Friday, June 20, 2008

Teachers and the Quest for Meaningful Pedagogy

A fellow student in class just asked me a question in response to a discussion we were having about Kohlberg's Stages of Moral Development. Here is the relevant tail-end of my initial post:

"Finally, I think that teachers should emphasize imaginative literature that forces such moral questions upon the characters and upon the reader, so that children can begin to understand what certain choices mean, and can begin to place themselves in others' shoes when viewing moral disagreements."

An excerpt from the well-reasoned response I was given is as follows:

"...I can appreciate your opinion that students can be presented with imaginative literature that poses moral dilemmas that encourage them to understand consequences of choices and will also help them to learn empathy for the plight of others who have to deal with moral dilemmas. The whole concept of helping students learn to think instead of just presenting a set of facts for them to memorize and pass a test is certainly a more challenging task for educators, but a concept that will spill over into all areas of learning." [emphasis mine]
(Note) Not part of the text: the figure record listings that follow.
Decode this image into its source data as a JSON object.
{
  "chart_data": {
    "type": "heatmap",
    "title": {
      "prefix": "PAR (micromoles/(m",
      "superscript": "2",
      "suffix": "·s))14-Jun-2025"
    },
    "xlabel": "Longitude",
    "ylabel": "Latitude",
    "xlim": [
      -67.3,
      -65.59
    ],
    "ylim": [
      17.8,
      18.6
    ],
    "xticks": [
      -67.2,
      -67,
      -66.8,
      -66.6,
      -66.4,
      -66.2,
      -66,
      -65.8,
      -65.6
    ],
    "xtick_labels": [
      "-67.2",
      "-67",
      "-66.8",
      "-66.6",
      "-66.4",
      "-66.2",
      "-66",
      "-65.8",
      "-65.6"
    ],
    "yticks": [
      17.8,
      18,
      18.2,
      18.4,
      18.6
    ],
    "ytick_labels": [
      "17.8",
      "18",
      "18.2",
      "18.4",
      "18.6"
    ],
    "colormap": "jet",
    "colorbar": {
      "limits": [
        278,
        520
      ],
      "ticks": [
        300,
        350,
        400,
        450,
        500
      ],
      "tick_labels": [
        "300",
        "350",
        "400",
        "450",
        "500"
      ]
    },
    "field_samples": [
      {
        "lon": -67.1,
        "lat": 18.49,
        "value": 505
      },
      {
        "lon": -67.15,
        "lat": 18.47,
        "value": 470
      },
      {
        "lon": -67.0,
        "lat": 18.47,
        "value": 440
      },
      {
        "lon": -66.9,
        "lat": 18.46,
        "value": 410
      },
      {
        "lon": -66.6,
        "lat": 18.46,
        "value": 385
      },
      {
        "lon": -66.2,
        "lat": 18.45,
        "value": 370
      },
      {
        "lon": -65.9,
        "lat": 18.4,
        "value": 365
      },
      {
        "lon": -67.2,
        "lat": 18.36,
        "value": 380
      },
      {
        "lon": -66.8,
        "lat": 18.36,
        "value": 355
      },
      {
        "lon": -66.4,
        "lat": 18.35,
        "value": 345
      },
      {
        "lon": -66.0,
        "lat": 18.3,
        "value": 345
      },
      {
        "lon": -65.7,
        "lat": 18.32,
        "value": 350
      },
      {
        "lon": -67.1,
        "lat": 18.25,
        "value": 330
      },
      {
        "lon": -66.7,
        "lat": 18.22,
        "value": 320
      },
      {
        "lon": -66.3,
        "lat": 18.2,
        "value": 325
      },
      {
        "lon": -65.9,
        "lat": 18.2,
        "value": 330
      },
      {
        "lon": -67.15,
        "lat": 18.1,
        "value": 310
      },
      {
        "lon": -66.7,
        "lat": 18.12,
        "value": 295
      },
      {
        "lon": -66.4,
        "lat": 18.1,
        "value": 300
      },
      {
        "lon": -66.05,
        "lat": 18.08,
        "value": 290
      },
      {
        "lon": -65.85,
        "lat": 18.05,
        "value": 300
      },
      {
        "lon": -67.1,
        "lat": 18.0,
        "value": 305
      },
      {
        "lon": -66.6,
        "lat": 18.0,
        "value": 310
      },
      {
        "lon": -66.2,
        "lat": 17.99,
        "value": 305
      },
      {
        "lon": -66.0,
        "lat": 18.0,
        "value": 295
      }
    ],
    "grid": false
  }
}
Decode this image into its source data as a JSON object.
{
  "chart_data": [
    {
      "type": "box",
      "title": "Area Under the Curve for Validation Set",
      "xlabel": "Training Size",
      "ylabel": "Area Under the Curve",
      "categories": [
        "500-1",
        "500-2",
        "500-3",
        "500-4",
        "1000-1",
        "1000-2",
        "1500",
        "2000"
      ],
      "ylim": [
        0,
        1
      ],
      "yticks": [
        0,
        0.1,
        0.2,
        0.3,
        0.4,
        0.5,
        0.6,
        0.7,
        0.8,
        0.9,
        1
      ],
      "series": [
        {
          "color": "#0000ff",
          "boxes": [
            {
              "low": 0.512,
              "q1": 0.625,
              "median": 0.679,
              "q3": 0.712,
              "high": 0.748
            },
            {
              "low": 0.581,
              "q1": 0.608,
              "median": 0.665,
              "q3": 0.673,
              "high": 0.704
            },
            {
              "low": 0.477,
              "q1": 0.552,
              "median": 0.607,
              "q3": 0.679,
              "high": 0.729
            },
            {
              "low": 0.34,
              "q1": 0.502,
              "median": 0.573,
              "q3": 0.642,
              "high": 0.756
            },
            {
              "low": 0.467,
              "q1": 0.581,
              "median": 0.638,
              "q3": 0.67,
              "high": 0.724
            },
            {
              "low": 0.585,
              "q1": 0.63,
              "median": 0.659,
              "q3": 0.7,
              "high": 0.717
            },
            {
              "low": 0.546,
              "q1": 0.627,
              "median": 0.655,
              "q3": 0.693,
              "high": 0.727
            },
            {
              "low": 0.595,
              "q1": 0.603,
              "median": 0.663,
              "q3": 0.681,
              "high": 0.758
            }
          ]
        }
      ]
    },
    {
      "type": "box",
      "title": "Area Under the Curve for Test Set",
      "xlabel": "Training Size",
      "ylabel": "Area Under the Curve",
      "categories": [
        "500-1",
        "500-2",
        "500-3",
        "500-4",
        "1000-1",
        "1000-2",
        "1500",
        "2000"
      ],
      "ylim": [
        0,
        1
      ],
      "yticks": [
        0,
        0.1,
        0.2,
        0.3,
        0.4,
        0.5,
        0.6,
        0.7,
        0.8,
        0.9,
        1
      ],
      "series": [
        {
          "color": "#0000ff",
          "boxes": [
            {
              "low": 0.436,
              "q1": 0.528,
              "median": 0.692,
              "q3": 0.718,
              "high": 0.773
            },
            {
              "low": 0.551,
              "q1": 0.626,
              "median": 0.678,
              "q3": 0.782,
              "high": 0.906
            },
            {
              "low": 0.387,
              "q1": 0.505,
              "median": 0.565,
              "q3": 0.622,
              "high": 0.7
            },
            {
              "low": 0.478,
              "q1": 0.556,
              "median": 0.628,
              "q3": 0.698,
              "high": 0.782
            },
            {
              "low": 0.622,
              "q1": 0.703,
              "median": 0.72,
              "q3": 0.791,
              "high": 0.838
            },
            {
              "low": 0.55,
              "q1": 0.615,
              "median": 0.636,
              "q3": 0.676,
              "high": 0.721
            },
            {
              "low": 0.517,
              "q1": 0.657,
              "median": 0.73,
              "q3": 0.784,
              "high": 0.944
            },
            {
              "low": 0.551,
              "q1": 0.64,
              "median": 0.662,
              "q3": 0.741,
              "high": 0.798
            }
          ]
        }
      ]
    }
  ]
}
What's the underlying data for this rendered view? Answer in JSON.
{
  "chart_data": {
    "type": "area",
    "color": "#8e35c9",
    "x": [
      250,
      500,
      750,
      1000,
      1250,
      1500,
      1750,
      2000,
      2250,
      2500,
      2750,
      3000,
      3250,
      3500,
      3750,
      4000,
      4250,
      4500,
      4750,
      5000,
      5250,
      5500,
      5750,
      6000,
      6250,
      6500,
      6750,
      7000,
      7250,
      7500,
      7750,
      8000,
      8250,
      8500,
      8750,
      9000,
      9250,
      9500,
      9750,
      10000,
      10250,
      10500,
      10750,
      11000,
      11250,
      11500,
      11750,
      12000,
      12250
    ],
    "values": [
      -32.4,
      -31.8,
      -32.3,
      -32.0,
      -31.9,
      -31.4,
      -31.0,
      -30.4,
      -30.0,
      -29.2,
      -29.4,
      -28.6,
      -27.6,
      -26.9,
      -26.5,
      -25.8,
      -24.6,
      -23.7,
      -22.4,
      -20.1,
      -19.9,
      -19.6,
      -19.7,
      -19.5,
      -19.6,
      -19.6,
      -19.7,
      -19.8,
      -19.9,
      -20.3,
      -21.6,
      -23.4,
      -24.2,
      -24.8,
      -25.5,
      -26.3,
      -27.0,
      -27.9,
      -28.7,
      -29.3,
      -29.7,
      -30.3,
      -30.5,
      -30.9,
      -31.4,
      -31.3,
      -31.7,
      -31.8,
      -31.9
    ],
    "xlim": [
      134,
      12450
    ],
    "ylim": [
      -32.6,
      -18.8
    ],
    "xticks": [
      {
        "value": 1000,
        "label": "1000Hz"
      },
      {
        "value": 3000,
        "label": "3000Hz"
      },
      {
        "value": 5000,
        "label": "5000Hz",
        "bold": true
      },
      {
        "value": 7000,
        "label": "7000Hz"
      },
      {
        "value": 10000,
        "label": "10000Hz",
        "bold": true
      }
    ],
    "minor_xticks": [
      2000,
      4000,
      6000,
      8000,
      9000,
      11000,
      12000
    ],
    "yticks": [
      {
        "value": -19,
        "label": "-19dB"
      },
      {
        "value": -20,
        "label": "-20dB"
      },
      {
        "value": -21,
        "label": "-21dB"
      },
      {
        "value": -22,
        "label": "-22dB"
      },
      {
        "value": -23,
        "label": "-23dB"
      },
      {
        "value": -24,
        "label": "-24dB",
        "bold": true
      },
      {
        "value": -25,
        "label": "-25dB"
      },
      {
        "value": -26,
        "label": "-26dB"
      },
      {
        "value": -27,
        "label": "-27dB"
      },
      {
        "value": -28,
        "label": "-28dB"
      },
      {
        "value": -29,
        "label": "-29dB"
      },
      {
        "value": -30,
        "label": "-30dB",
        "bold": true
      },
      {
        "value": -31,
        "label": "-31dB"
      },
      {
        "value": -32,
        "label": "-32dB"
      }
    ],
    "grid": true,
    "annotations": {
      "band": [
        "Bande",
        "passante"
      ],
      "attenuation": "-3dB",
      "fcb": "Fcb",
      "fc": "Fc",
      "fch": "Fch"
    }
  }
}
This got me to thinking. Is it a more challenging task for educators? Learning to teach the high-school way, or, I guess, the education-degree way, has been daunting for me, used to the college way of teaching: lecture, discussion, essay. The repetition, memorization, and testing of material seems so baroque, so antiquated. And, I must admit, I always had the niggling feeling of "college is better," even though college teachers don't for the most part receive actual instruction in, you know, pedagogy. Still, I say, why bother with all that? Aren't US high schools very poorly ranked, and yet US universities very highly ranked? Sure--but if teaching is a skill, it can be taught, it can be learned. As long as we don't get too caught up in the old ways of doing things. And a lot of education theorists we've discussed agree. Here's my response to my classmate:

"The thing is, though, that I don't know if it is more of a challenge. We learn easier if we have a meaningful connection to our learning. That "meaningful connection" can be seeing something useful, as we see things in this class that helps us in the classes we teach, but that "meaningful connection" can also be a connection that provides, allows, strengthens meaning. Across the board you'll find that straight memorization fails most of the time: students commit something to memory, test over it, forget it, and then have nothing to build on for the next test. Because they're not interested, because they aren't forced to think, evaluate, decide, they have no connection to what they're learning. On the other hand, if we can get our students interested in something by showing just how cool or weird or interesting it is, the students on their own look for it.

And I don't really think that's challenging for educators. We wouldn't be doing anything harder. Because this is the way humans naturally learn things for themselves, we don't have to work as hard past the initial point of engagement. The biggest obstacle is getting kids interested in learning in general, and after that, showing them that one particular area, whether it's math or science or 1870s century German poetry, is fascinating when you get right down to it.

This style doesn't involve making giant lists of things to discuss. It primarily uses essay questions, not true/false, matching, or fill-in-the-blank. And instead of lecture-response, class discussions often bring about greater truths than one single teacher can provide. The problem with it is that it's anathema, completely the opposite of how a lot of people think of teaching, of what teaching should be, because with all the subjectivity, there's a certain lack of objectivity, the source of all grading and evaluation. But I would willingly sacrifice easy-to-determine grades for authentic learning any day of the week."

I stand by that. We in university need to learn pedagogy--skills to actually help our students learn. Especially in testing methods, for crying out loud--true/false tests are patently lousy, by almost anybody's judgment. But those in high school need to learn as well that some methods don't actually work, and they're only the easiest methods because they're the ones that people already know. Teaching can be easier through guided class discussions, even though testing is harder through grading essays. I'm fine with the tradeoff: less mind-numbing lecture, more exploration of personal relevance and meaning.